Narwhals: a tool for tool-builders

Chances are, you’ve never heard of Narwhals. That’s because it’s a tool targeted at tool builders, rather than at end users. Specifically, it allows library maintainers to support multiple dataframe libraries as inputs, without having to make any of them required. Narwhals is designed to be as lightweight and minimal-overhead as possible and has zero required dependencies.

The idea is:

You express your dataframe logic once using the Narwhals API (which is a minimal subset of the Polars API)
If a user inputs “dataframe X”, then computation all happens using dataframe X and the user gets back an object from “dataframe X”
pandas users don’t need Polars installed, Polars users don’t need pandas installed, etc.

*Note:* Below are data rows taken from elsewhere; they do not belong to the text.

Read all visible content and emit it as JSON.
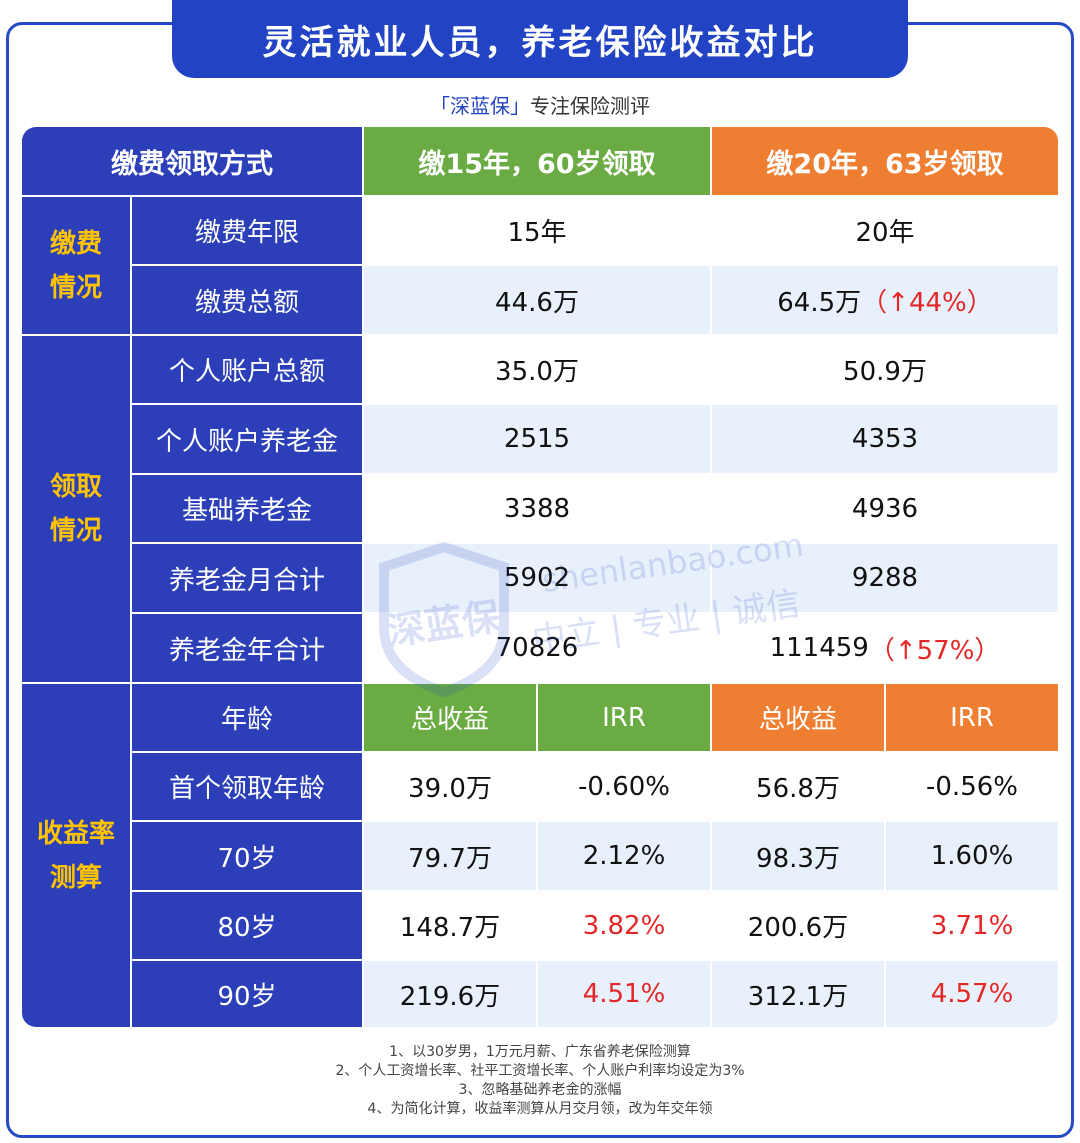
{
  "title": "灵活就业人员，养老保险收益对比",
  "subtitle": {
    "brand": "「深蓝保」",
    "text": "专注保险测评"
  },
  "watermark": {
    "logo": "深蓝保",
    "domain": "shenlanbao.com",
    "slogan": "中立 | 专业 | 诚信"
  },
  "header": {
    "col0": "缴费领取方式",
    "planA": "缴15年，60岁领取",
    "planB": "缴20年，63岁领取"
  },
  "sections": {
    "payment": [
      "缴费",
      "情况"
    ],
    "receive": [
      "领取",
      "情况"
    ],
    "yield": [
      "收益率",
      "测算"
    ]
  },
  "rows": [
    {
      "label": "缴费年限",
      "a": "15年",
      "b": "20年",
      "b_note": ""
    },
    {
      "label": "缴费总额",
      "a": "44.6万",
      "b": "64.5万",
      "b_note": "（↑44%）"
    },
    {
      "label": "个人账户总额",
      "a": "35.0万",
      "b": "50.9万",
      "b_note": ""
    },
    {
      "label": "个人账户养老金",
      "a": "2515",
      "b": "4353",
      "b_note": ""
    },
    {
      "label": "基础养老金",
      "a": "3388",
      "b": "4936",
      "b_note": ""
    },
    {
      "label": "养老金月合计",
      "a": "5902",
      "b": "9288",
      "b_note": ""
    },
    {
      "label": "养老金年合计",
      "a": "70826",
      "b": "111459",
      "b_note": "（↑57%）"
    }
  ],
  "yield_header": {
    "label": "年龄",
    "total": "总收益",
    "irr": "IRR"
  },
  "yield_rows": [
    {
      "label": "首个领取年龄",
      "a_total": "39.0万",
      "a_irr": "-0.60%",
      "b_total": "56.8万",
      "b_irr": "-0.56%"
    },
    {
      "label": "70岁",
      "a_total": "79.7万",
      "a_irr": "2.12%",
      "b_total": "98.3万",
      "b_irr": "1.60%"
    },
    {
      "label": "80岁",
      "a_total": "148.7万",
      "a_irr": "3.82%",
      "b_total": "200.6万",
      "b_irr": "3.71%"
    },
    {
      "label": "90岁",
      "a_total": "219.6万",
      "a_irr": "4.51%",
      "b_total": "312.1万",
      "b_irr": "4.57%"
    }
  ],
  "notes": [
    "1、以30岁男，1万元月薪、广东省养老保险测算",
    "2、个人工资增长率、社平工资增长率、个人账户利率均设定为3%",
    "3、忽略基础养老金的涨幅",
    "4、为简化计算，收益率测算从月交月领，改为年交年领"
  ],
  "colors": {
    "banner": "#2244c4",
    "label_bg": "#2c3fb8",
    "green": "#6aab44",
    "orange": "#ee7f32",
    "section_text": "#ffc400",
    "highlight": "#e52626",
    "stripe": "#e8f0fb"
  }
}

From the end-user’s point of view, Narwhals doesn’t exist, they just pass in their pandas/Polars/PyArrow/etc. objects as normal and things “just work”. Under the hood, however, the tool is using Narwhals to agnostically support all of them without requiring any. You can imagine how much this simplifies the maintenance load on library maintainers, who presumably would rather spend more time thinking about their library’s unique strengths and less time stressing over subtle API differences between dataframe libraries!

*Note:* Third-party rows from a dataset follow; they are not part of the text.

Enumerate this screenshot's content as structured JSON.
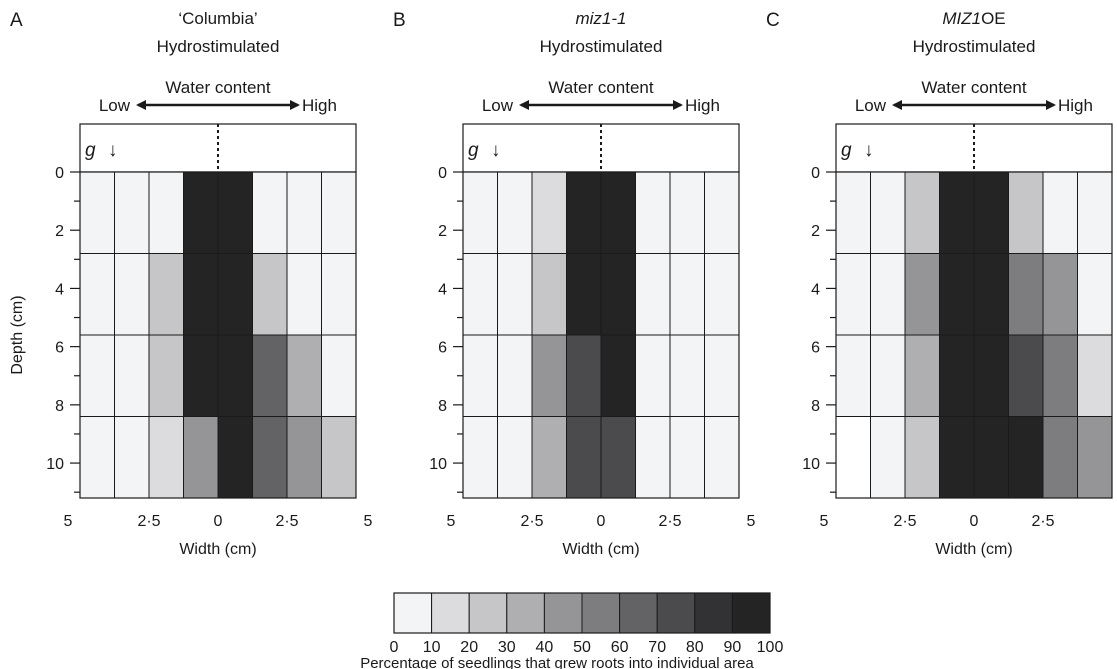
{
  "chart_data": [
    {
      "type": "heatmap",
      "panel_label": "A",
      "title_line1": "‘Columbia’",
      "title_line2": "Hydrostimulated",
      "title_italic": false,
      "water_content_label": "Water content",
      "low_label": "Low",
      "high_label": "High",
      "gravity_label": "g",
      "gravity_arrow": "↓",
      "ylabel": "Depth (cm)",
      "xlabel": "Width (cm)",
      "yticks": [
        "0",
        "2",
        "4",
        "6",
        "8",
        "10"
      ],
      "xticks": [
        "5",
        "2·5",
        "0",
        "2·5",
        "5"
      ],
      "x_range": [
        -5,
        5
      ],
      "y_range": [
        0,
        11.2
      ],
      "row_depths": [
        [
          0,
          2.8
        ],
        [
          2.8,
          5.6
        ],
        [
          5.6,
          8.4
        ],
        [
          8.4,
          11.2
        ]
      ],
      "values": [
        [
          5,
          5,
          5,
          95,
          95,
          5,
          5,
          5
        ],
        [
          5,
          5,
          25,
          95,
          95,
          25,
          5,
          5
        ],
        [
          5,
          5,
          25,
          95,
          95,
          65,
          35,
          5
        ],
        [
          5,
          5,
          15,
          45,
          95,
          65,
          45,
          25
        ]
      ]
    },
    {
      "type": "heatmap",
      "panel_label": "B",
      "title_line1": "miz1-1",
      "title_line2": "Hydrostimulated",
      "title_italic": true,
      "water_content_label": "Water content",
      "low_label": "Low",
      "high_label": "High",
      "gravity_label": "g",
      "gravity_arrow": "↓",
      "ylabel": "",
      "xlabel": "Width (cm)",
      "yticks": [
        "0",
        "2",
        "4",
        "6",
        "8",
        "10"
      ],
      "xticks": [
        "5",
        "2·5",
        "0",
        "2·5",
        "5"
      ],
      "x_range": [
        -5,
        5
      ],
      "y_range": [
        0,
        11.2
      ],
      "row_depths": [
        [
          0,
          2.8
        ],
        [
          2.8,
          5.6
        ],
        [
          5.6,
          8.4
        ],
        [
          8.4,
          11.2
        ]
      ],
      "values": [
        [
          5,
          5,
          15,
          95,
          95,
          5,
          5,
          5
        ],
        [
          5,
          5,
          25,
          95,
          95,
          5,
          5,
          5
        ],
        [
          5,
          5,
          45,
          75,
          95,
          5,
          5,
          5
        ],
        [
          5,
          5,
          35,
          75,
          75,
          5,
          5,
          5
        ]
      ]
    },
    {
      "type": "heatmap",
      "panel_label": "C",
      "title_line1_italic": "MIZ1",
      "title_line1": "OE",
      "title_line2": "Hydrostimulated",
      "title_italic": false,
      "water_content_label": "Water content",
      "low_label": "Low",
      "high_label": "High",
      "gravity_label": "g",
      "gravity_arrow": "↓",
      "ylabel": "",
      "xlabel": "Width (cm)",
      "yticks": [
        "0",
        "2",
        "4",
        "6",
        "8",
        "10"
      ],
      "xticks": [
        "5",
        "2·5",
        "0",
        "2·5",
        "5"
      ],
      "x_range": [
        -5,
        5
      ],
      "y_range": [
        0,
        11.2
      ],
      "row_depths": [
        [
          0,
          2.8
        ],
        [
          2.8,
          5.6
        ],
        [
          5.6,
          8.4
        ],
        [
          8.4,
          11.2
        ]
      ],
      "values": [
        [
          5,
          5,
          25,
          95,
          95,
          25,
          5,
          5
        ],
        [
          5,
          5,
          45,
          95,
          95,
          55,
          45,
          5
        ],
        [
          5,
          5,
          35,
          95,
          95,
          75,
          55,
          15
        ],
        [
          0,
          5,
          25,
          95,
          95,
          100,
          55,
          45
        ]
      ]
    }
  ],
  "legend": {
    "ticks": [
      "0",
      "10",
      "20",
      "30",
      "40",
      "50",
      "60",
      "70",
      "80",
      "90",
      "100"
    ],
    "label": "Percentage of seedlings that grew roots into individual area"
  },
  "colors": {
    "scale": [
      "#f3f4f5",
      "#dcdcde",
      "#c6c6c8",
      "#afafb1",
      "#959597",
      "#7d7d7f",
      "#636365",
      "#4b4b4d",
      "#323234",
      "#242424"
    ],
    "empty": "#ffffff",
    "ink": "#1a1a1a"
  }
}
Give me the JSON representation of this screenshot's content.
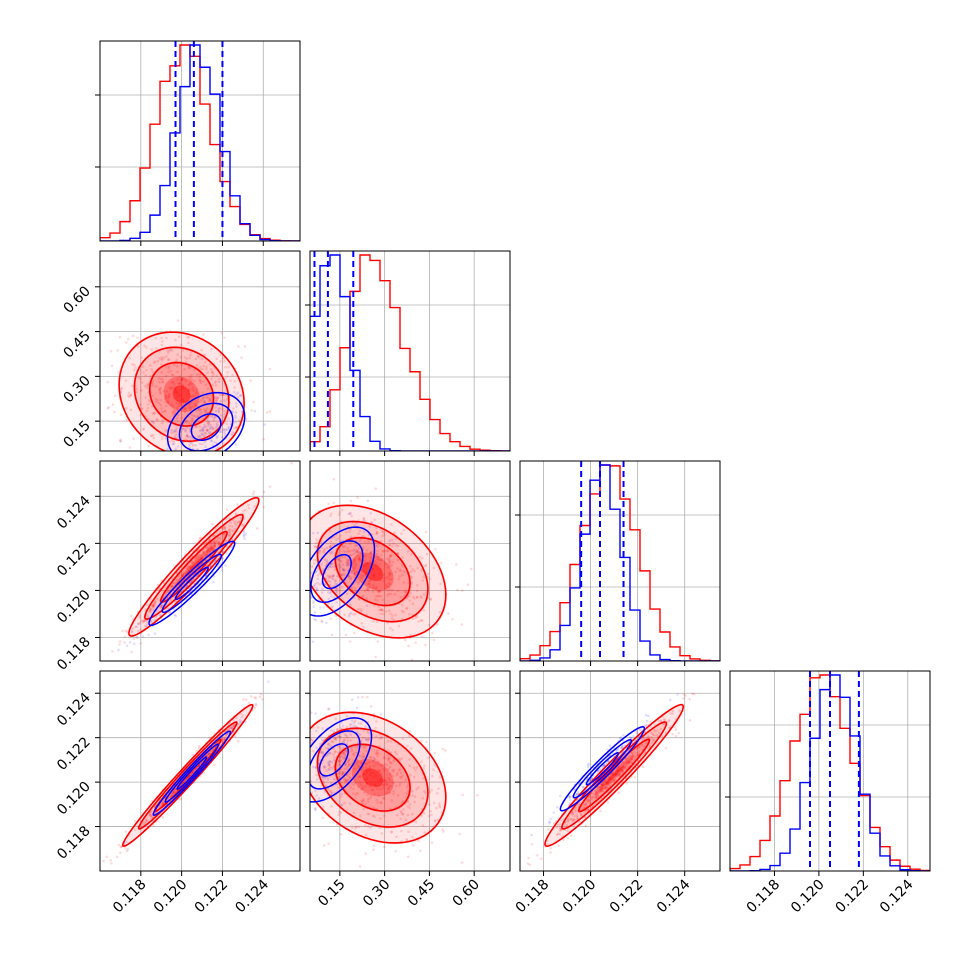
{
  "chart_data": {
    "type": "corner",
    "grid": true,
    "colors": {
      "series_a": "#ff0000",
      "series_b": "#0000ff",
      "grid": "#b0b0b0"
    },
    "series": [
      {
        "color": "#ff0000",
        "style": "histograms, filled 2D density with contours"
      },
      {
        "color": "#0000ff",
        "style": "histograms, contours, dashed quantile lines"
      }
    ],
    "params": [
      {
        "range": [
          0.116,
          0.1258
        ],
        "ticks": [
          0.118,
          0.12,
          0.122,
          0.124
        ],
        "tick_labels": [
          "0.118",
          "0.120",
          "0.122",
          "0.124"
        ]
      },
      {
        "range": [
          0.05,
          0.72
        ],
        "ticks": [
          0.15,
          0.3,
          0.45,
          0.6
        ],
        "tick_labels": [
          "0.15",
          "0.30",
          "0.45",
          "0.60"
        ]
      },
      {
        "range": [
          0.117,
          0.1255
        ],
        "ticks": [
          0.118,
          0.12,
          0.122,
          0.124
        ],
        "tick_labels": [
          "0.118",
          "0.120",
          "0.122",
          "0.124"
        ]
      },
      {
        "range": [
          0.116,
          0.125
        ],
        "ticks": [
          0.118,
          0.12,
          0.122,
          0.124
        ],
        "tick_labels": [
          "0.118",
          "0.120",
          "0.122",
          "0.124"
        ]
      }
    ],
    "marginals": [
      {
        "param": 0,
        "red": {
          "mean": 0.1201,
          "sd": 0.00135
        },
        "blue": {
          "mean": 0.1208,
          "sd": 0.00105
        },
        "blue_quantile_lines": [
          0.1197,
          0.1206,
          0.122
        ]
      },
      {
        "param": 1,
        "red": {
          "mode": 0.24,
          "sd_left": 0.07,
          "sd_right": 0.12
        },
        "blue": {
          "mode": 0.12,
          "sd_left": 0.06,
          "sd_right": 0.06
        },
        "blue_quantile_lines": [
          0.065,
          0.11,
          0.195
        ]
      },
      {
        "param": 2,
        "red": {
          "mean": 0.1208,
          "sd": 0.0012
        },
        "blue": {
          "mean": 0.1205,
          "sd": 0.00085
        },
        "blue_quantile_lines": [
          0.1196,
          0.1204,
          0.1214
        ]
      },
      {
        "param": 3,
        "red": {
          "mean": 0.1202,
          "sd": 0.00135
        },
        "blue": {
          "mean": 0.1207,
          "sd": 0.001
        },
        "blue_quantile_lines": [
          0.1196,
          0.1205,
          0.1218
        ]
      }
    ],
    "joint": [
      {
        "row": 1,
        "col": 0,
        "red": {
          "center": [
            0.12,
            0.24
          ],
          "sd": [
            0.00125,
            0.085
          ],
          "corr": -0.15
        },
        "blue": {
          "center": [
            0.1212,
            0.13
          ],
          "sd": [
            0.0009,
            0.055
          ],
          "corr": 0.3
        }
      },
      {
        "row": 2,
        "col": 0,
        "red": {
          "center": [
            0.1206,
            0.121
          ],
          "sd": [
            0.0013,
            0.0012
          ],
          "corr": 0.96
        },
        "blue": {
          "center": [
            0.1205,
            0.1203
          ],
          "sd": [
            0.001,
            0.00085
          ],
          "corr": 0.95
        }
      },
      {
        "row": 2,
        "col": 1,
        "red": {
          "center": [
            0.26,
            0.1208
          ],
          "sd": [
            0.1,
            0.00115
          ],
          "corr": -0.35
        },
        "blue": {
          "center": [
            0.14,
            0.1208
          ],
          "sd": [
            0.06,
            0.0009
          ],
          "corr": 0.5
        }
      },
      {
        "row": 3,
        "col": 0,
        "red": {
          "center": [
            0.1203,
            0.1203
          ],
          "sd": [
            0.0013,
            0.0013
          ],
          "corr": 0.985
        },
        "blue": {
          "center": [
            0.1205,
            0.1204
          ],
          "sd": [
            0.0009,
            0.0009
          ],
          "corr": 0.98
        }
      },
      {
        "row": 3,
        "col": 1,
        "red": {
          "center": [
            0.26,
            0.1202
          ],
          "sd": [
            0.1,
            0.0012
          ],
          "corr": -0.3
        },
        "blue": {
          "center": [
            0.13,
            0.121
          ],
          "sd": [
            0.06,
            0.0009
          ],
          "corr": 0.55
        }
      },
      {
        "row": 3,
        "col": 2,
        "red": {
          "center": [
            0.121,
            0.1203
          ],
          "sd": [
            0.0012,
            0.0013
          ],
          "corr": 0.97
        },
        "blue": {
          "center": [
            0.1205,
            0.1206
          ],
          "sd": [
            0.00085,
            0.0009
          ],
          "corr": 0.96
        }
      }
    ]
  }
}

New Altair plotting backend in action

Below we can see the new plotting backend in action:

# Dataset can be found here: 
# https://github.com/Mcompetitions/M6-methods/blob/main/assets_m6.csv

(
    pl.scan_csv("assets_m6.csv", try_parse_dates=True)
    .filter(pl.col("symbol").is_in(["ABBV", "IGF", "XOM"]))
    .collect()
    .plot.line(x="date", y="price", color="symbol")
)

Plotting with Altair in Polars

For details, please refer to:

hvPlot is still available

In February this year, we introduced a plotting namespace to Polars which deferred to hvPlot. So, where are hvPlot-powered Polars plots going?

The answer is: nowhere. Users that prefer the hvPlot backend can keep using it by just making the following simple changes:

Add import hvplot.polars to the top of your script/notebook
Instead of df.plot, write df.hvplot

Everything else will remain exactly as it was in versions of Polars prior to 1.6. The impact of switching the default plotting backend can be seen when we calculate the size of the environment, with the new backend with Altair having an almost 5x smaller footprint:

backend	size
Polars + Altair	114 MB
Polars + HvPlot + PyArrow	550 MB

A small lightweight environment helps with effective dependency management and ease of deployment. Furthermore, not having to wait for imports of extra libraries + data conversion makes it feel much more streamlined to users.

Concluding remarks

Switching the plotting backend of Polars to Altair ensures a fast and lightweight experience for users looking to plot their dataframes.

As a bonus, Marimo users making use of marimo.ui.altair_chart will be pleased to know that Marimo devs reacted very quickly to the change, and now they also support Polars natively!

We hope this is just a first step towards greater dataframe-agnosticism, and “we only support pandas” will eventually become a problem of the past.